Et puis, ce mot : « récupération ». Comme un péché, une pathologie. Personne ne parle plus, pourtant, de l’Église qui a organisé à la cathédrale Notre-Dame de Montréal une cérémonie religieuse pour 13 des 14 femmes assassinées. L’animateur Pierre Bourgeault avait alors dénoncé cette récupération sur les ondes de Radio-Canada, ce qui entraîna son licenciement dès le lendemain. En 1995, des soldats du régiment aéroporté de Petawawa ont exécuté un salut militaire à la mémoire de Marc Lépine. Qui rappelle cette récupération aujourd’hui ? Sur les lignes ouvertes dans les heures après le massacre, des hommes se sont réappropriés le geste de Lépine pour dire qu’ils le comprenaient, ou qu’ils aimeraient l’imiter, et régulièrement depuis, des criminels s’identifiant comme «  Marc Lépine II » ou la « réincarnation de Marc Lépine », professent des menaces de mort envers des femmes, des féministes et des intervenants des services sociaux. Qui déplore cette récupération  ?

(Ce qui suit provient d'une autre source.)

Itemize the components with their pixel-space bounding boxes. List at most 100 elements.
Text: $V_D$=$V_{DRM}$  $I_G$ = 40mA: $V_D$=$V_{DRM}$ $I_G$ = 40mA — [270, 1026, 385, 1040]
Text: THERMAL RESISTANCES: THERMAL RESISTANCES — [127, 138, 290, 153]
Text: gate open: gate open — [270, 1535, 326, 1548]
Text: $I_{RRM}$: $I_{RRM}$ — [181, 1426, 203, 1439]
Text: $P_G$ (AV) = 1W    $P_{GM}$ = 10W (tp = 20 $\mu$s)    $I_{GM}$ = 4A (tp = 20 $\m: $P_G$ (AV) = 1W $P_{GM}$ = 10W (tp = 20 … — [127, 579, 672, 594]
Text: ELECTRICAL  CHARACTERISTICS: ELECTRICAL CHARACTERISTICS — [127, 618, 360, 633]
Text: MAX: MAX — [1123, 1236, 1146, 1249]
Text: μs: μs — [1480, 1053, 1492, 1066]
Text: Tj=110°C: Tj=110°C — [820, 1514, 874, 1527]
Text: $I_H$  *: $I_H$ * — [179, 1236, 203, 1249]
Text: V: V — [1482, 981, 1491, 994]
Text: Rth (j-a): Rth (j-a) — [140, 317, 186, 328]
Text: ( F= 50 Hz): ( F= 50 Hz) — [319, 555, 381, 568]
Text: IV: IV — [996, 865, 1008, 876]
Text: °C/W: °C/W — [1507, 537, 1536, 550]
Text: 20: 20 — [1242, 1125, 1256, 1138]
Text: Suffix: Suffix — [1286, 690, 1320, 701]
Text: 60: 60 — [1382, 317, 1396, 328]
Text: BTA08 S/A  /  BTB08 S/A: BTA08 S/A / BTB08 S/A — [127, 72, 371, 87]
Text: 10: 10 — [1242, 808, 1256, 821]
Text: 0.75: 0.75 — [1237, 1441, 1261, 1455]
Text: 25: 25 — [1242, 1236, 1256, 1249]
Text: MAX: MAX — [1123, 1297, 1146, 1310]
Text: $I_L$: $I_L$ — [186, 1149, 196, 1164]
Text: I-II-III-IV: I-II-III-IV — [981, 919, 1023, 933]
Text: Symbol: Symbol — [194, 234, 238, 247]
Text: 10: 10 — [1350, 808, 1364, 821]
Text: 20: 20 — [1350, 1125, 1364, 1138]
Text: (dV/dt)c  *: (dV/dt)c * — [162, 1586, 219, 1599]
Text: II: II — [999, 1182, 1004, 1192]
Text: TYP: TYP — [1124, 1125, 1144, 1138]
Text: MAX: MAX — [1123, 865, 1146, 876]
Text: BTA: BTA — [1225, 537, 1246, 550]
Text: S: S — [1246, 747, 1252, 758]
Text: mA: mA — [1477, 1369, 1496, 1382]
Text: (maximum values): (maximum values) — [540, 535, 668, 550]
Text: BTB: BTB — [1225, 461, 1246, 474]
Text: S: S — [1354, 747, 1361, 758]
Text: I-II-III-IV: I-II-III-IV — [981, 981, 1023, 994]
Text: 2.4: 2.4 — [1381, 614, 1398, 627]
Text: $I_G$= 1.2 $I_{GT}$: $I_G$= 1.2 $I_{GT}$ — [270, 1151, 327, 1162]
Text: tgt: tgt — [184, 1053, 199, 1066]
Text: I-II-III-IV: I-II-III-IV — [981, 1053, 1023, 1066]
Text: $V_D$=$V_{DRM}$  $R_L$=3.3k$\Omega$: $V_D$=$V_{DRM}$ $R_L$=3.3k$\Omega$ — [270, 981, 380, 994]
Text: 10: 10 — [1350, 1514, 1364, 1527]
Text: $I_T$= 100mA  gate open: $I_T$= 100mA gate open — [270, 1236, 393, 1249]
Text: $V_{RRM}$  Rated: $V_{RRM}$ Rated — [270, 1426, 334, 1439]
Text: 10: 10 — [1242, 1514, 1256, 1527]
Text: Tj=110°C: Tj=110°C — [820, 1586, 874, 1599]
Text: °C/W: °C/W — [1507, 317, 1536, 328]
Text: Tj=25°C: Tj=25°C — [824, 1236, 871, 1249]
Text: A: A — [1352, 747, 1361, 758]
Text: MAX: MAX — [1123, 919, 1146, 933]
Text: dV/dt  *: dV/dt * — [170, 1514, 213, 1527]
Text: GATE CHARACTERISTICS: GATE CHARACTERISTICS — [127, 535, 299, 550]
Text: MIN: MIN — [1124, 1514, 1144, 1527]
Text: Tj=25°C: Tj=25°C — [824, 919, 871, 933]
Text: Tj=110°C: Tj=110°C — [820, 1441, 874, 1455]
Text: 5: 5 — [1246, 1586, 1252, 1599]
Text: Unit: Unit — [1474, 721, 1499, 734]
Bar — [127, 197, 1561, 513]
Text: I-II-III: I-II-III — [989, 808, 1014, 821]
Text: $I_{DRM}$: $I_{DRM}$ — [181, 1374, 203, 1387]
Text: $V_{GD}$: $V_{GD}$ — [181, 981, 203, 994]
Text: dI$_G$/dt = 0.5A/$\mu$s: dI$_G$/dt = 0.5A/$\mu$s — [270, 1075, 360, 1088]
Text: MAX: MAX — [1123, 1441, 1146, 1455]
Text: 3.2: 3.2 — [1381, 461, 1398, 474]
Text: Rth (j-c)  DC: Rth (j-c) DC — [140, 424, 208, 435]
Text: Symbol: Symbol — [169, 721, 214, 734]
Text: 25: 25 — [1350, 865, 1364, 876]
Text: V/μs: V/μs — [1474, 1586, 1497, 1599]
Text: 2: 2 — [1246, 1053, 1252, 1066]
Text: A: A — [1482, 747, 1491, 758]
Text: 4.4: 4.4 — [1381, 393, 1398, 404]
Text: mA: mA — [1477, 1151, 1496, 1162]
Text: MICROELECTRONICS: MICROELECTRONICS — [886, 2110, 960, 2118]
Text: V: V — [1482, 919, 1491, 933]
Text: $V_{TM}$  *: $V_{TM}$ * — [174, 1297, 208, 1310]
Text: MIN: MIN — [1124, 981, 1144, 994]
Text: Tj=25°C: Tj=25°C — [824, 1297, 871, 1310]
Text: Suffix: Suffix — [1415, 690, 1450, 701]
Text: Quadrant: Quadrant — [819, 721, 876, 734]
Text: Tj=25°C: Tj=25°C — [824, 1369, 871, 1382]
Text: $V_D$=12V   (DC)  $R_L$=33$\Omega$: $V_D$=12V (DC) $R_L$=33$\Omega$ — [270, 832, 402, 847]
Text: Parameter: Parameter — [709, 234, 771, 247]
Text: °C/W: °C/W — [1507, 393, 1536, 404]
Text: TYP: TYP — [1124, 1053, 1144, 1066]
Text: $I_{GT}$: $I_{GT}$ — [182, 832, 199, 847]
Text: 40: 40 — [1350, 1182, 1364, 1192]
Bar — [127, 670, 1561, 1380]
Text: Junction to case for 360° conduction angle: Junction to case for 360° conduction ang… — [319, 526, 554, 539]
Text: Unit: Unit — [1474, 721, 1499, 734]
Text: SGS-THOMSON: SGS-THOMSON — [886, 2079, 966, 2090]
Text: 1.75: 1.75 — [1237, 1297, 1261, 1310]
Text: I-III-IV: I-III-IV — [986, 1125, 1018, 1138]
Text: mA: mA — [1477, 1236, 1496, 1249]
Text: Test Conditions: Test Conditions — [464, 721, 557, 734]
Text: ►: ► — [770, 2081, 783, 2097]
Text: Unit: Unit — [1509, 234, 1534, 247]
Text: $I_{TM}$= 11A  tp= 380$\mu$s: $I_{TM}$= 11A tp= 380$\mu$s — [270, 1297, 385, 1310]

La tuerie n’a pas été récupérée par les féministes. Elle s’est imposée à elles, les a éclaboussées. Les féministes n’ont fait que reconnaître son sens véritable (avant même la publication de la lettre de l’assassin). Heureusement, la Ville de Montréal est plus respectueuse de notre sensibilité (susceptibilité  ?) d’hommes. Sur le panneau identifiant la Place du 6-décembre-1989, on peut lire : « En mémoire de l’événement tragique survenu à l’École polytechnique afin de promouvoir les valeurs de respect et de non-violence. » On n’y mentionne ni femmes, ni hommes, ni violence contre les femmes. Mes mâles camarades doivent être contents.

La réaction au film Polytechnique me rappelle celle concernant Mourir à Tue-Tête (1979), un film d’Anne-Claire Poirier qui relate l’histoire d’une femme violée. Ce film est souvent mentionné dans les livres de masculinistes, comme dans ceux du psychologue Yvon Dallaire. Ils lui reprochent de présenter une mauvaise image de l’homme. Marqué « de préjugés antihommes », ce film aurait selon Dallaire le mauvais goût de présenter le viol «  non pas comme un acte sexuel violent, mais comme l’expression du pouvoir de l’homme sur la femme  ». En bref, ce film serait une récupération par une réalisatrice féministe du viol des femmes, pour critiquer les hommes. La vilaine ! Dallaire et les autres ne discutent pas de tous ces films qui représentent des viols ou des coïts « normaux », un peu brusques, à la va-vite, et ces claques sur la gueule assenées à des femmes qui parlent trop. Ces scènes stéréotypées ne causent aucun trouble aux mâles si sensibles qui nous entourent, puisque le comportement de l’homme n’y est pas problématisé. Au contraire, l’homme est un héros. C’est toujours mieux pour nous qu’un film qui montre qu’un violeur est un homme qui exerce un pouvoir sur une femme. Ça, c’est trop dur à prendre pour un mâle, même psychologue... Alors, imaginez Polytechnique ! Mesdames : vos critiques nous tuent, contentez-vous de nous aimer... et en silence, s’il vous plaît.